Corey spotted decks of playing cards on an end cap, and he wondered aloud how we could incorporate them into the session. Then the Aha Moment of all Aha Moments struck me – “What if each time a group completed a challenge, they received a random playing card? And the team with the best poker hand at the end of the session is the winning team?”
And thus, our gamified PD session was truly born.
Here’s the basics of our session (the Slide Deck is embedded below – with answers that weren’t there I dished out the Slides, obviously): Inspired by Dan Russell, Google Search Anthropologist, I created a series of Google Search challenges that included evaluating biased websites, utilizing YouTube transcripts, accessing photo EXIF data and exploring royalty-free media. We gave the briefest of intros (many of the attendees had attended Corey’s Google Search 101 session the day before), instructed the attendees to form teams, then released the Slide Deck. Teams made copies of the Slide Deck and shared them with teammates. The rules were few:
- Teammates must stay on the same slide (no dividing and conquering).
- The process is just as important as the answer.

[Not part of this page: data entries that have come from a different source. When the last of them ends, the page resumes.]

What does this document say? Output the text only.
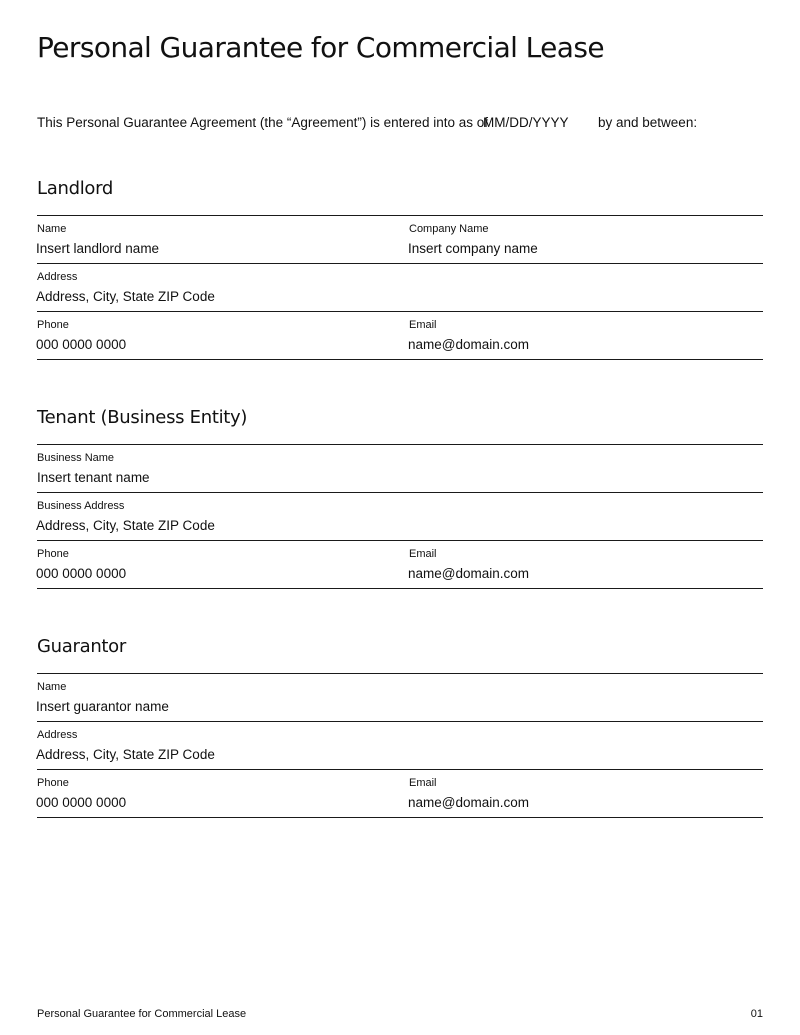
Personal Guarantee for Commercial Lease
This Personal Guarantee Agreement (the “Agreement”) is entered into as of
MM/DD/YYYY by and between:
Landlord
Name
Insert landlord name
Company Name
Insert company name
Address
Address, City, State ZIP Code
Phone
000 0000 0000
Email
name@domain.com
Tenant (Business Entity)
Business Name
Insert tenant name
Business Address
Address, City, State ZIP Code
Phone
000 0000 0000
Email
name@domain.com
Guarantor
Name
Insert guarantor name
Address
Address, City, State ZIP Code
Phone
000 0000 0000
Email
name@domain.com
Personal Guarantee for Commercial Lease	01
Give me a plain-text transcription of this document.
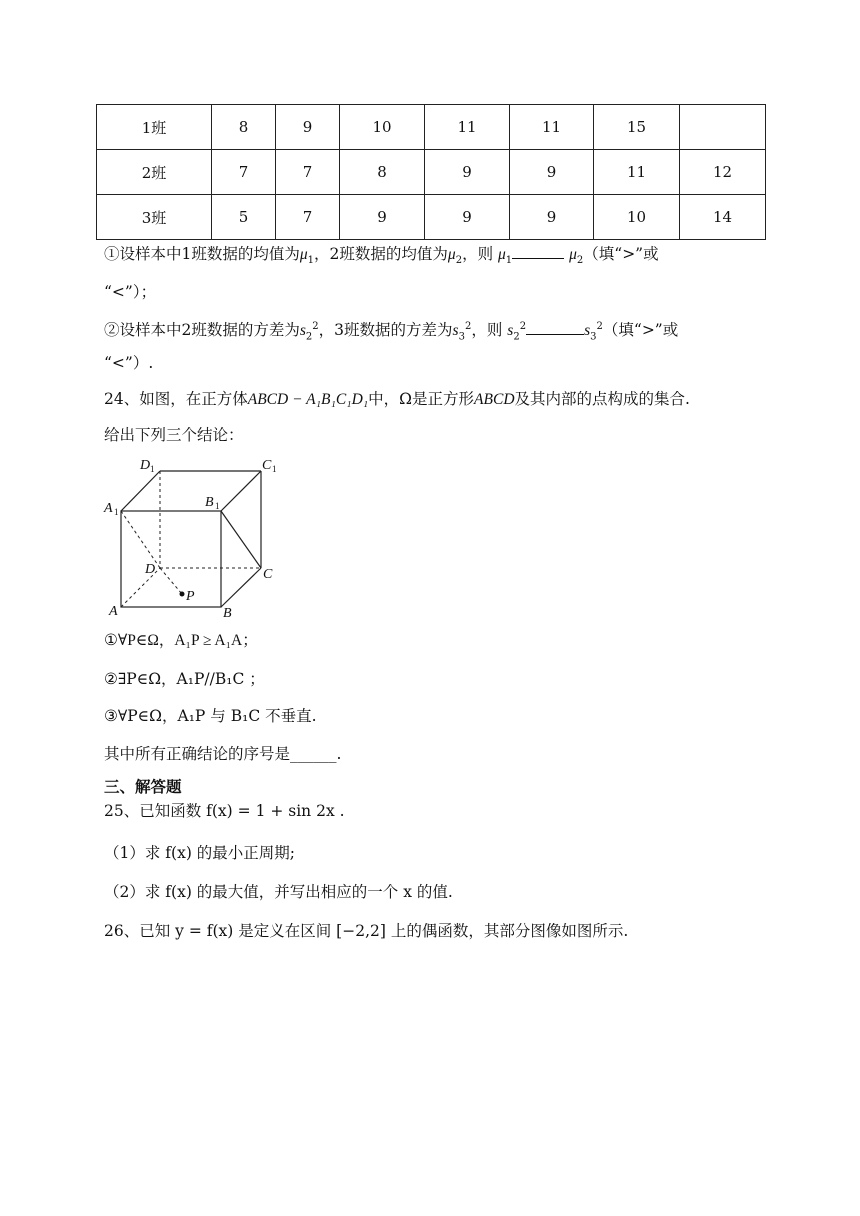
1班	8	9	10	11	11	15	
2班	7	7	8	9	9	11	12
3班	5	7	9	9	9	10	14
①设样本中1班数据的均值为$\mu_1$，2班数据的均值为$\mu_2$，则 $\mu_1$	$\mu_2$（填“>”或
“<”）；
②设样本中2班数据的方差为$s_2^2$，3班数据的方差为$s_3^2$，则 $s_2^2$	$s_3^2$（填“>”或
“<”）.
24、如图，在正方体ABCD − A₁B₁C₁D₁中，Ω是正方形ABCD及其内部的点构成的集合.
给出下列三个结论：
D 1	C 1
A 1
B 1
D	C
A	B
P
①∀P∈Ω，A₁P ≥ A₁A；
②∃P∈Ω，A₁P//B₁C ；
③∀P∈Ω，A₁P 与 B₁C 不垂直.
其中所有正确结论的序号是______.
三、解答题
25、已知函数 f(x) = 1 + sin 2x .
（1）求 f(x) 的最小正周期;
（2）求 f(x) 的最大值，并写出相应的一个 x 的值.
26、已知 y = f(x) 是定义在区间 [−2,2] 上的偶函数，其部分图像如图所示.
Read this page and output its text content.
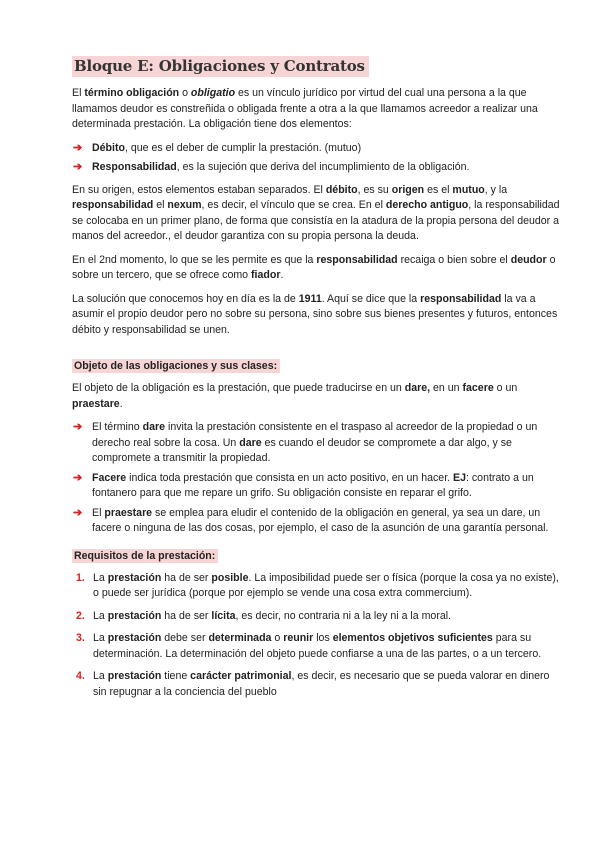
Bloque E: Obligaciones y Contratos

El término obligación o obligatio es un vínculo jurídico por virtud del cual una persona a la que llamamos deudor es constreñida o obligada frente a otra a la que llamamos acreedor a realizar una determinada prestación. La obligación tiene dos elementos:

➔ Débito, que es el deber de cumplir la prestación. (mutuo)
➔ Responsabilidad, es la sujeción que deriva del incumplimiento de la obligación.

En su origen, estos elementos estaban separados. El débito, es su origen es el mutuo, y la responsabilidad el nexum, es decir, el vínculo que se crea. En el derecho antiguo, la responsabilidad se colocaba en un primer plano, de forma que consistía en la atadura de la propia persona del deudor a manos del acreedor., el deudor garantiza con su propia persona la deuda.

En el 2nd momento, lo que se les permite es que la responsabilidad recaiga o bien sobre el deudor o sobre un tercero, que se ofrece como fiador.

La solución que conocemos hoy en día es la de 1911. Aquí se dice que la responsabilidad la va a asumir el propio deudor pero no sobre su persona, sino sobre sus bienes presentes y futuros, entonces débito y responsabilidad se unen.

Objeto de las obligaciones y sus clases:

El objeto de la obligación es la prestación, que puede traducirse en un dare, en un facere o un praestare.

➔ El término dare invita la prestación consistente en el traspaso al acreedor de la propiedad o un derecho real sobre la cosa. Un dare es cuando el deudor se compromete a dar algo, y se compromete a transmitir la propiedad.
➔ Facere indica toda prestación que consista en un acto positivo, en un hacer. EJ: contrato a un fontanero para que me repare un grifo. Su obligación consiste en reparar el grifo.
➔ El praestare se emplea para eludir el contenido de la obligación en general, ya sea un dare, un facere o ninguna de las dos cosas, por ejemplo, el caso de la asunción de una garantía personal.
Requisitos de la prestación:
1. La prestación ha de ser posible. La imposibilidad puede ser o física (porque la cosa ya no existe), o puede ser jurídica (porque por ejemplo se vende una cosa extra commercium).
2. La prestación ha de ser lícita, es decir, no contraria ni a la ley ni a la moral.
3. La prestación debe ser determinada o reunir los elementos objetivos suficientes para su determinación. La determinación del objeto puede confiarse a una de las partes, o a un tercero.
4. La prestación tiene carácter patrimonial, es decir, es necesario que se pueda valorar en dinero sin repugnar a la conciencia del pueblo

- If they think they have a correct answer, they raise their hands – Corey or I would check their answer and processes, and if correct – they drew a card.

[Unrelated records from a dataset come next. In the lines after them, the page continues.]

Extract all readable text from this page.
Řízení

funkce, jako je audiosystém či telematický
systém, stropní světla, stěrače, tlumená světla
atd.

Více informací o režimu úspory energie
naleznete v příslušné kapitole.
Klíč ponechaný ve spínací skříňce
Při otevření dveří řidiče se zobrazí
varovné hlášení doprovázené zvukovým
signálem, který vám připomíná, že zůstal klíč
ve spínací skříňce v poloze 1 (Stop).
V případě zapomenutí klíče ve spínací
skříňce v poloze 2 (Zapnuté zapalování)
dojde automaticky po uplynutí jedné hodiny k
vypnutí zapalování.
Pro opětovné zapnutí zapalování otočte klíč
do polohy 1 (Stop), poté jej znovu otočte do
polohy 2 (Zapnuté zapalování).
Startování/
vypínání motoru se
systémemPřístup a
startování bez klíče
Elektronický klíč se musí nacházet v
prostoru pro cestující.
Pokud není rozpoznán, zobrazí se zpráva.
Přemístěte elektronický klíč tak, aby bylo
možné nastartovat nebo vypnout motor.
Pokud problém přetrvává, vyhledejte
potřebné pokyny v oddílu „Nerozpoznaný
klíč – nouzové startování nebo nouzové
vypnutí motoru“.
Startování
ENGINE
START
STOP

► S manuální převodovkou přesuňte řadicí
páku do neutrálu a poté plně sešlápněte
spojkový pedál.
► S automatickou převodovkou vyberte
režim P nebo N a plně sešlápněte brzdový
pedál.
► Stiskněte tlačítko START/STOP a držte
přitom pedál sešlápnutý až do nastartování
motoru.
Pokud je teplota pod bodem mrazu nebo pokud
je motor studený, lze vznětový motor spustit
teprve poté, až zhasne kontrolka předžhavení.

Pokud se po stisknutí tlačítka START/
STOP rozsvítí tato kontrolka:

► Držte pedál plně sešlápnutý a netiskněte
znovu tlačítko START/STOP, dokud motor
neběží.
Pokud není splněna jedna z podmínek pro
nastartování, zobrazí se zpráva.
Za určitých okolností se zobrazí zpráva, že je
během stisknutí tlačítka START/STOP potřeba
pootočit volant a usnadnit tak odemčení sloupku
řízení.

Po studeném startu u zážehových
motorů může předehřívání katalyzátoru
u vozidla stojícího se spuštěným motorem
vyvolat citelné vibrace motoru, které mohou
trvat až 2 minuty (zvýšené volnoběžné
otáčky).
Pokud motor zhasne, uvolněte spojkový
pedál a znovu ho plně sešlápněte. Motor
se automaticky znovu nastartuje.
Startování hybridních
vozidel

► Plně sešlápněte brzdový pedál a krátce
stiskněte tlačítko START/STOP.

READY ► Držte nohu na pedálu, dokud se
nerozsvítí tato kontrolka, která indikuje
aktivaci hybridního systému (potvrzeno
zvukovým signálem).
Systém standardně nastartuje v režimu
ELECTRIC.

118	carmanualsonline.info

We gave them 30 minutes – and it was a FAST AND FURIOUS 30 minutes. It was hands down the most engaging PD session I’ve ever been a part of. Teams completed 3-7 challenges, but what was amazing about the poker structure was that every team had a chance to have the best hand. Sure, the team with 7 cards had the best chance (spoiler alert: they did not win) – but it was almost like adding a handicap in bowling…which made it more fun. The winning team produced a pair of Aces, and they won a Walmart prize pack of random trinkets.

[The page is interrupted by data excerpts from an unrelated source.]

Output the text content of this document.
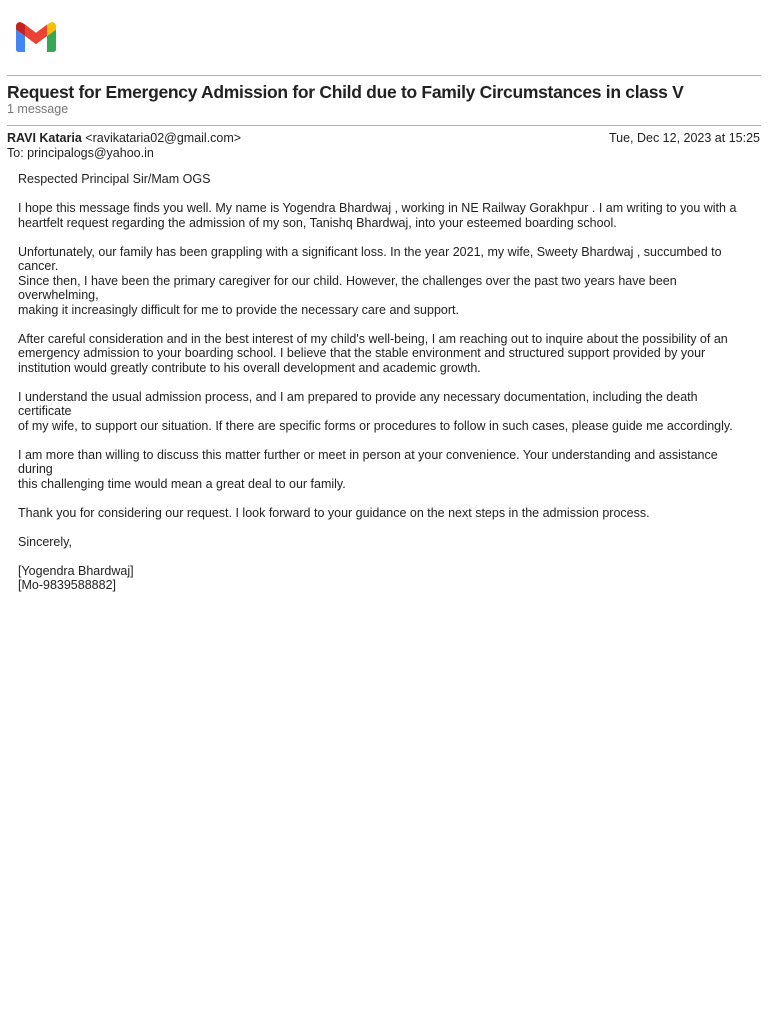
Request for Emergency Admission for Child due to Family Circumstances in class V
1 message
RAVI Kataria <ravikataria02@gmail.com>	Tue, Dec 12, 2023 at 15:25
To: principalogs@yahoo.in

Respected Principal Sir/Mam OGS

I hope this message finds you well. My name is Yogendra Bhardwaj , working in NE Railway Gorakhpur . I am writing to you with a
heartfelt request regarding the admission of my son, Tanishq Bhardwaj, into your esteemed boarding school.

Unfortunately, our family has been grappling with a significant loss. In the year 2021, my wife, Sweety Bhardwaj , succumbed to cancer.
Since then, I have been the primary caregiver for our child. However, the challenges over the past two years have been overwhelming,
making it increasingly difficult for me to provide the necessary care and support.

After careful consideration and in the best interest of my child's well-being, I am reaching out to inquire about the possibility of an
emergency admission to your boarding school. I believe that the stable environment and structured support provided by your
institution would greatly contribute to his overall development and academic growth.

I understand the usual admission process, and I am prepared to provide any necessary documentation, including the death certificate
of my wife, to support our situation. If there are specific forms or procedures to follow in such cases, please guide me accordingly.

I am more than willing to discuss this matter further or meet in person at your convenience. Your understanding and assistance during
this challenging time would mean a great deal to our family.

Thank you for considering our request. I look forward to your guidance on the next steps in the admission process.

Sincerely,

[Yogendra Bhardwaj]
[Mo-9839588882]
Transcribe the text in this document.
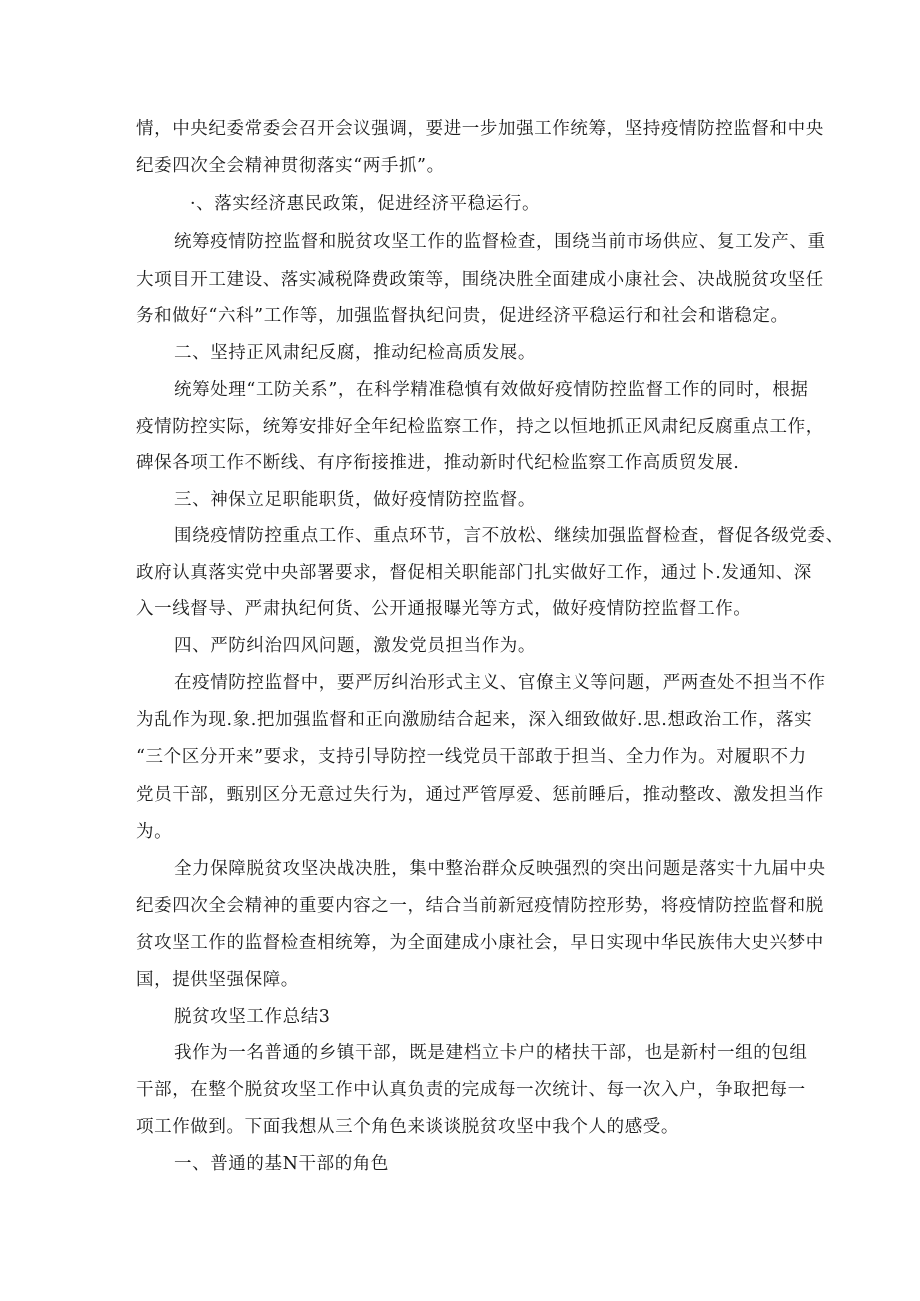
情，中央纪委常委会召开会议强调，要进一步加强工作统筹，坚持疫情防控监督和中央

纪委四次全会精神贯彻落实“两手抓”。

·、落实经济惠民政策，促进经济平稳运行。

统筹疫情防控监督和脱贫攻坚工作的监督检查，围绕当前市场供应、复工发产、重

大项目开工建设、落实减税降费政策等，围绕决胜全面建成小康社会、决战脱贫攻坚任

务和做好“六科”工作等，加强监督执纪问贵，促进经济平稳运行和社会和谐稳定。

二、坚持正风肃纪反腐，推动纪检高质发展。

统筹处理“工防关系”，在科学精准稳慎有效做好疫情防控监督工作的同时，根据

疫情防控实际，统筹安排好全年纪检监察工作，持之以恒地抓正风肃纪反腐重点工作，

碑保各项工作不断线、有序衔接推进，推动新时代纪检监察工作高质贸发展.

三、神保立足职能职货，做好疫情防控监督。

围绕疫情防控重点工作、重点环节，言不放松、继续加强监督检查，督促各级党委、

政府认真落实党中央部署要求，督促相关职能部门扎实做好工作，通过卜.发通知、深

入一线督导、严肃执纪何货、公开通报曝光等方式，做好疫情防控监督工作。

四、严防纠治四风问题，激发党员担当作为。

在疫情防控监督中，要严厉纠治形式主义、官僚主义等问题，严两查处不担当不作

为乱作为现.象.把加强监督和正向激励结合起来，深入细致做好.思.想政治工作，落实

“三个区分开来”要求，支持引导防控一线党员干部敢于担当、全力作为。对履职不力

党员干部，甄别区分无意过失行为，通过严管厚爱、惩前睡后，推动整改、激发担当作

为。

全力保障脱贫攻坚决战决胜，集中整治群众反映强烈的突出问题是落实十九届中央

纪委四次全会精神的重要内容之一，结合当前新冠疫情防控形势，将疫情防控监督和脱

贫攻坚工作的监督检查相统筹，为全面建成小康社会，早日实现中华民族伟大史兴梦中

国，提供坚强保障。

脱贫攻坚工作总结3

我作为一名普通的乡镇干部，既是建档立卡户的楮扶干部，也是新村一组的包组

干部，在整个脱贫攻坚工作中认真负责的完成每一次统计、每一次入户，争取把每一

项工作做到。下面我想从三个角色来谈谈脱贫攻坚中我个人的感受。

一、普通的基N干部的角色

The most important part was the final 15 minutes of the sessions: the debrief and recap. Participants showcased methods and processes they used to find answers. It was great! Everyone learned some cool new Google tricks and walked away with a Slide Deck ready to adapt in their own classroom. I owe a debt of gratitude to Dan Russell – meeting him and learning about his website, SearchReSearch, was the inspiration for the session (and I even used a few of his old challenges). Check out his site if you have some time, and Google on!